Plan for pain management should be simple safe and effective. Oral medications are well tolerated, easily available and very effective. This should be the first choice of treatment, no matter the medication. There is no best analgesic. It is important to remember to add adjuvants to treat side effects, and potentiate the effects of analgesics.
Various interventions can be used in combination with medications to control pain
Radiotherapy is used to control the pain of a growing tumor, such as in bone metastasis (most commonly), penetration of soft tissue, or compression of sensory nerves. Relief may occur within a week of treatment and may last from two to four months.

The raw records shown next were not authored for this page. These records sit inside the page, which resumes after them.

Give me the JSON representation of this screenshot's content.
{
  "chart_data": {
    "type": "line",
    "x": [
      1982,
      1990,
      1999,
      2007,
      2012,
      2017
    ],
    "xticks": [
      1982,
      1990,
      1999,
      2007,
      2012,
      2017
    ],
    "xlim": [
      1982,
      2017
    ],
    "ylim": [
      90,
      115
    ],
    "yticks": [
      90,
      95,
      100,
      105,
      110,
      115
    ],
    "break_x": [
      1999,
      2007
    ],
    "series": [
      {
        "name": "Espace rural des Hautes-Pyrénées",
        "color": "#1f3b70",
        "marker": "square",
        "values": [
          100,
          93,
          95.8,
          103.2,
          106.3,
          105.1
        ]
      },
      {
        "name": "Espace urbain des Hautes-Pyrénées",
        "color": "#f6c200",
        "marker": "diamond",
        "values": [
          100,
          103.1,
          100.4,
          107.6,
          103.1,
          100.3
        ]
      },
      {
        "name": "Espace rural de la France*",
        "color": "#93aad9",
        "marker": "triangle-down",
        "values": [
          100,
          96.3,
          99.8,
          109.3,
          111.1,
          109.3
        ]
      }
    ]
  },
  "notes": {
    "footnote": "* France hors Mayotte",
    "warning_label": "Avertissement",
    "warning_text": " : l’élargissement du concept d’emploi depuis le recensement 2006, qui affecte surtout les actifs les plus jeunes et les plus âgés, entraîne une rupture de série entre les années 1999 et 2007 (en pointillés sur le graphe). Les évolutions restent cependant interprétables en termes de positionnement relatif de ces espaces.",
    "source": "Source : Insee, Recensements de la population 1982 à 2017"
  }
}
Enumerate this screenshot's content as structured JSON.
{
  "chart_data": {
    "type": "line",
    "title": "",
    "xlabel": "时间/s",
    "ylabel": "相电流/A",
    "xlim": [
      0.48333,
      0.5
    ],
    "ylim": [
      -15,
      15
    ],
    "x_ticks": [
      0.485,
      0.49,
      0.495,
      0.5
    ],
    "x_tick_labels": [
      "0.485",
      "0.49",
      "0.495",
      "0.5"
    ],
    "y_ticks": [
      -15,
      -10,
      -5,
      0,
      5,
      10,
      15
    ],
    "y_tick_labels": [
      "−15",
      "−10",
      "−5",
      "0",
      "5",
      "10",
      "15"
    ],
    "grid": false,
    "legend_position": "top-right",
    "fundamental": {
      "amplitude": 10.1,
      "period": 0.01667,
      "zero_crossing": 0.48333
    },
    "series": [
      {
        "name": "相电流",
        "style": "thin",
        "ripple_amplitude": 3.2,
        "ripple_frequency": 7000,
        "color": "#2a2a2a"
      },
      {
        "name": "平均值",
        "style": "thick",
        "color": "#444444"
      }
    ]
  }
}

A neurolytic block is method of reducing pain by interrupting the flow of pain. These interventions cause degeneration of the nerve's fibers and temporary interference with the transmission of pain signals. There are various methods of performing neurolytic blocks and in various parts of the body. Occasionally a block is performed with local anesthetic before a neurolytic block with alcohol, phenol etc. Surgical resection of nerves is not recommended. Because nerves often carry both sensory and motor fibers, motor impairment is a possible side effect of neurolytic block. Common neurolytic blocks performed include celiac plexus block for pancreatic cancer, intercostal neurolytic block for post thoracotomy and post mastectomy pain syndrome and superior hypogastric plexus block for pelvic perineal pain. Intrathecal neurolysis is an option in very carefully selected patients.

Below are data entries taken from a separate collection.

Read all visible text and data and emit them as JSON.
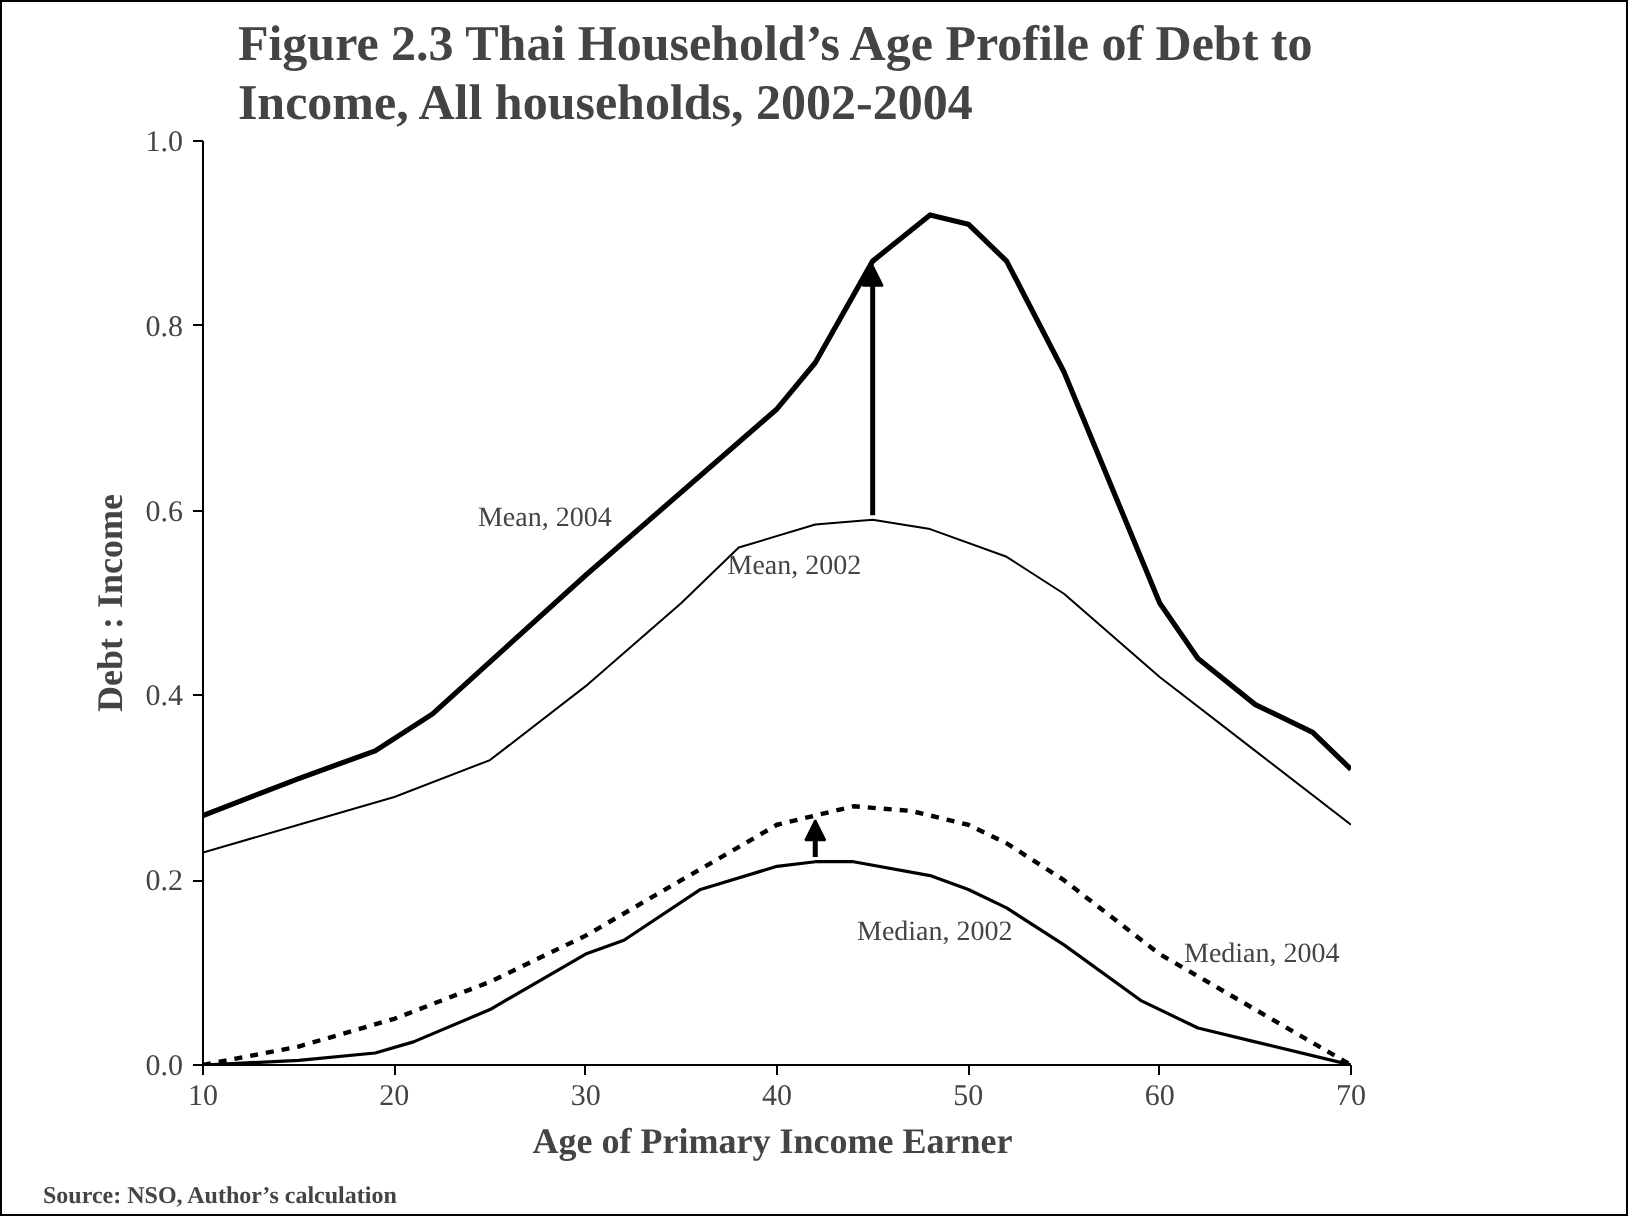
{
  "chart_data": {
    "type": "line",
    "title": "Figure 2.3 Thai Household’s Age Profile of Debt to\nIncome,  All households, 2002-2004",
    "xlabel": "Age of Primary Income  Earner",
    "ylabel": "Debt : Income",
    "xlim": [
      10,
      70
    ],
    "xticks": [
      10,
      20,
      30,
      40,
      50,
      60,
      70
    ],
    "ylim": [
      0,
      1
    ],
    "yticks": [
      {
        "value": 0,
        "label": "0.0"
      },
      {
        "value": 0.2,
        "label": "0.2"
      },
      {
        "value": 0.4,
        "label": "0.4"
      },
      {
        "value": 0.6,
        "label": "0.6"
      },
      {
        "value": 0.8,
        "label": "0.8"
      },
      {
        "value": 1,
        "label": "1.0"
      }
    ],
    "grid": false,
    "legend": false,
    "series": [
      {
        "name": "Mean, 2004",
        "color": "#000000",
        "line_style": "solid",
        "x": [
          10,
          15,
          19,
          22,
          30,
          40,
          42,
          45,
          48,
          50,
          52,
          55,
          58,
          60,
          62,
          65,
          68,
          70
        ],
        "values": [
          0.27,
          0.31,
          0.34,
          0.38,
          0.53,
          0.71,
          0.76,
          0.87,
          0.92,
          0.91,
          0.87,
          0.75,
          0.6,
          0.5,
          0.44,
          0.39,
          0.36,
          0.32
        ]
      },
      {
        "name": "Mean, 2002",
        "color": "#000000",
        "line_style": "solid",
        "x": [
          10,
          15,
          20,
          25,
          30,
          35,
          38,
          42,
          45,
          48,
          52,
          55,
          60,
          65,
          70
        ],
        "values": [
          0.23,
          0.26,
          0.29,
          0.33,
          0.41,
          0.5,
          0.56,
          0.585,
          0.59,
          0.58,
          0.55,
          0.51,
          0.42,
          0.34,
          0.26
        ]
      },
      {
        "name": "Median, 2004",
        "color": "#000000",
        "line_style": "dashed",
        "x": [
          10,
          15,
          20,
          25,
          30,
          35,
          40,
          44,
          47,
          50,
          52,
          55,
          60,
          65,
          70
        ],
        "values": [
          0,
          0.02,
          0.05,
          0.09,
          0.14,
          0.2,
          0.26,
          0.28,
          0.275,
          0.26,
          0.24,
          0.2,
          0.12,
          0.06,
          0
        ]
      },
      {
        "name": "Median, 2002",
        "color": "#000000",
        "line_style": "solid",
        "x": [
          10,
          15,
          19,
          21,
          25,
          30,
          32,
          36,
          40,
          42,
          44,
          48,
          50,
          52,
          55,
          59,
          62,
          65,
          70
        ],
        "values": [
          0,
          0.005,
          0.013,
          0.025,
          0.06,
          0.12,
          0.135,
          0.19,
          0.215,
          0.22,
          0.22,
          0.205,
          0.19,
          0.17,
          0.13,
          0.07,
          0.04,
          0.025,
          0
        ]
      }
    ],
    "annotations": [
      "Source: NSO, Author’s calculation"
    ]
  }
}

Targeted radiofrequency ablation and vertebral augmentation for spinal tumors.
This is a minimally invasive procedure where a needle is inserted into the affected vertebra and radiofrequency ablation using heat is performed to burn out the tumor. This is then followed be administration bony cement. After the procedure, it is hoped that there is a decrease in tumor load, stability of spine and reduction in pain.

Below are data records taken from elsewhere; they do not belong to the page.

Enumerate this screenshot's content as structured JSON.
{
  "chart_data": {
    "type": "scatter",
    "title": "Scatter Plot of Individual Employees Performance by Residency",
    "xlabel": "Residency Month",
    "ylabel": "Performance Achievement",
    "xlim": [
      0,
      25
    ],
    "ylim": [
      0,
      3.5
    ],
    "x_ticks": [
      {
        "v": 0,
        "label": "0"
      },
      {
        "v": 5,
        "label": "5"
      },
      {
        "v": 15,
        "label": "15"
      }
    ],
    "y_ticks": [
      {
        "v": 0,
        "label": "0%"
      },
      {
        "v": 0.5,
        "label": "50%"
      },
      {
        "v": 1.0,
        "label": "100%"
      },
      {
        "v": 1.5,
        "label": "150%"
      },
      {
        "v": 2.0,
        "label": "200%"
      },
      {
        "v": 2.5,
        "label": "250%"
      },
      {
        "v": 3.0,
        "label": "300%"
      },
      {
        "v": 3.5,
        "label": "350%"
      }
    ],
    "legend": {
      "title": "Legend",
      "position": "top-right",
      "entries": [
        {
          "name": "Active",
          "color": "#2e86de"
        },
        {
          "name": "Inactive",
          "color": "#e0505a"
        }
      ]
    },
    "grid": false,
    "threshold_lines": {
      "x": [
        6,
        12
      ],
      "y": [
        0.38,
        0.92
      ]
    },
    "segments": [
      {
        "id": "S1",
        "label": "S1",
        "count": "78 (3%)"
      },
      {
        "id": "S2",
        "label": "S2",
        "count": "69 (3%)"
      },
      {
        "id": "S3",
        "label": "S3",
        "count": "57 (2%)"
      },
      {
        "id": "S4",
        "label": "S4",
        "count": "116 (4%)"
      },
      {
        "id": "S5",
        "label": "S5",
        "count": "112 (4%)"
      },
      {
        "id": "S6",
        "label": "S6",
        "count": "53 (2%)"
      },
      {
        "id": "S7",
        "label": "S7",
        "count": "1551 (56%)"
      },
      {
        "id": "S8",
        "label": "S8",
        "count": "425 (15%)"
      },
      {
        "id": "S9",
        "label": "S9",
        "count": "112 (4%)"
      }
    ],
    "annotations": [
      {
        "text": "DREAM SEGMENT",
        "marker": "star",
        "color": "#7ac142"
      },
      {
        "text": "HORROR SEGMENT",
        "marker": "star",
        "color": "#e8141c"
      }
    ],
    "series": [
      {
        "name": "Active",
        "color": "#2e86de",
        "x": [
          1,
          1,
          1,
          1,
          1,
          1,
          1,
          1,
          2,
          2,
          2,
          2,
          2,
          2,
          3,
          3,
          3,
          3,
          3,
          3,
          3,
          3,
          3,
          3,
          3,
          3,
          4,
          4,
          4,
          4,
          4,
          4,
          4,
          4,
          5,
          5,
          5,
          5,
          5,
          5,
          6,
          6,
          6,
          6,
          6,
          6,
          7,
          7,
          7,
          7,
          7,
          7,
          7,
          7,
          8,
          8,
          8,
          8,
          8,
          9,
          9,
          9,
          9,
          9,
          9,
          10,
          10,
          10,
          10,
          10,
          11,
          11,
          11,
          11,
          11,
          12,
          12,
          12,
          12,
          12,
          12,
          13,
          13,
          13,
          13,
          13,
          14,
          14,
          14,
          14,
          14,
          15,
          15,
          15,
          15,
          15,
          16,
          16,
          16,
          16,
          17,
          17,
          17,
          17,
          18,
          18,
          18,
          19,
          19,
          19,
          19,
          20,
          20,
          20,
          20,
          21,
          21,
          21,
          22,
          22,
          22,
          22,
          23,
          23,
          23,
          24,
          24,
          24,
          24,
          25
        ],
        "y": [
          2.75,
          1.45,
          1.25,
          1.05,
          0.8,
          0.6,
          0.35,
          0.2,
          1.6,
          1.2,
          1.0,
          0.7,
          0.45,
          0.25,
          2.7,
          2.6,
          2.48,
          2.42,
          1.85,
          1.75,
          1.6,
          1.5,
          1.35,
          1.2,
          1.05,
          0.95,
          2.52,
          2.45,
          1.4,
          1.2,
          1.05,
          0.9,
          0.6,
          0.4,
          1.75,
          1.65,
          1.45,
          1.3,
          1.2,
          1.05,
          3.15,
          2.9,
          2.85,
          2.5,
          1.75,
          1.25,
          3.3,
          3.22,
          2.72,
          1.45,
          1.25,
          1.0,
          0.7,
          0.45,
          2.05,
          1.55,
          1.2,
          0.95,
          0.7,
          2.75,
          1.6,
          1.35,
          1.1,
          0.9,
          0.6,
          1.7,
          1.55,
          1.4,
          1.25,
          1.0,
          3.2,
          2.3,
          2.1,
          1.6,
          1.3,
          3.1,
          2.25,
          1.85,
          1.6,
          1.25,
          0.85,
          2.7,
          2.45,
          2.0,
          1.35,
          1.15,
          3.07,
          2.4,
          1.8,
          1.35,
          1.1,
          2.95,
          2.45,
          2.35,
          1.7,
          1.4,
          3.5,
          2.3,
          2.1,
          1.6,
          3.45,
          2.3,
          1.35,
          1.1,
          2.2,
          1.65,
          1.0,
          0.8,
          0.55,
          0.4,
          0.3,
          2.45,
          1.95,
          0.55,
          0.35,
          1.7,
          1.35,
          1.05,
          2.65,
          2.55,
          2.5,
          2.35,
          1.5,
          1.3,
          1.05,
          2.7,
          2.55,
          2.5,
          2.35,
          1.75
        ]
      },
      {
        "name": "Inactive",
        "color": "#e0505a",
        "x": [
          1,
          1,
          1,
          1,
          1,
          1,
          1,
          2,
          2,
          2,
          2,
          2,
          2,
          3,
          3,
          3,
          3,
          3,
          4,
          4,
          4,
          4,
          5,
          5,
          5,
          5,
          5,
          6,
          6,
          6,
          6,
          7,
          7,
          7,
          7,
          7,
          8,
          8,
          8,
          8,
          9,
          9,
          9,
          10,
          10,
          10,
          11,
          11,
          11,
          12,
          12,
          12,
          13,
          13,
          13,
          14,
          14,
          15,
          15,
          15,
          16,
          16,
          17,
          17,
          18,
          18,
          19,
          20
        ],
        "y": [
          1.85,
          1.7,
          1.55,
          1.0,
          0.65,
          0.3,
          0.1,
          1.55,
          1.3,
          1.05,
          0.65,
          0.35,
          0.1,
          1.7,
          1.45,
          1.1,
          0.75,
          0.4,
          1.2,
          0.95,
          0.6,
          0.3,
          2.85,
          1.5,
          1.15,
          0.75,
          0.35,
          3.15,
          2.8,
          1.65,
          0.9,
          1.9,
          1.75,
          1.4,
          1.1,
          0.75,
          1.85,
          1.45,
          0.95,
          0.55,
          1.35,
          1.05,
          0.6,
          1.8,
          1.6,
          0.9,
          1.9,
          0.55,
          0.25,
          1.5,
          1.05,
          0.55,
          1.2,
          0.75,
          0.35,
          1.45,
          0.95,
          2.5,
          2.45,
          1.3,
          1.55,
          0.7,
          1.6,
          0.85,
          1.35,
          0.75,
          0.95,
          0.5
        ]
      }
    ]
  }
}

Some times patients are not able to tolerate medications orally. This maybe after surgery, or in the case of patients with severe nausea and vomiting. Use of a patient-controlled analgesia pump, allows for pain control to be maintained via the intravenous route. Use of epidural patient-controlled analgesia is also an option in selected patients.
In some patients with advanced cancer with uncontrolled pain, chronic cancer related pain, or patients with significant opioid related side effects with poorly controlled pain, this is a very effective option. It is possible to achieve improved pain control with reduced side effects. This is done using a combination of medications. In addition, it reduces the need for oral medications. A personal therapy manager is used in combination. That gives significant flexibility and allows for rapid titration and control of pain.
Barriers to Treatment
It is important to understand that not all patients who have cancer will complain of pain. But more than 50% of patients with advanced cancer will complain of pain and majority will have poor pain control. There are multiple factors that have been identified, among them lack of education on pain management among providers, patient’s reluctance to discuss pain during visit with doctor, reluctance to take pain medications, availability of trained physicians, etc.
The evidence does show that with patience and understanding, seeking help when needed, most patients with cancer related pain can have good pain control.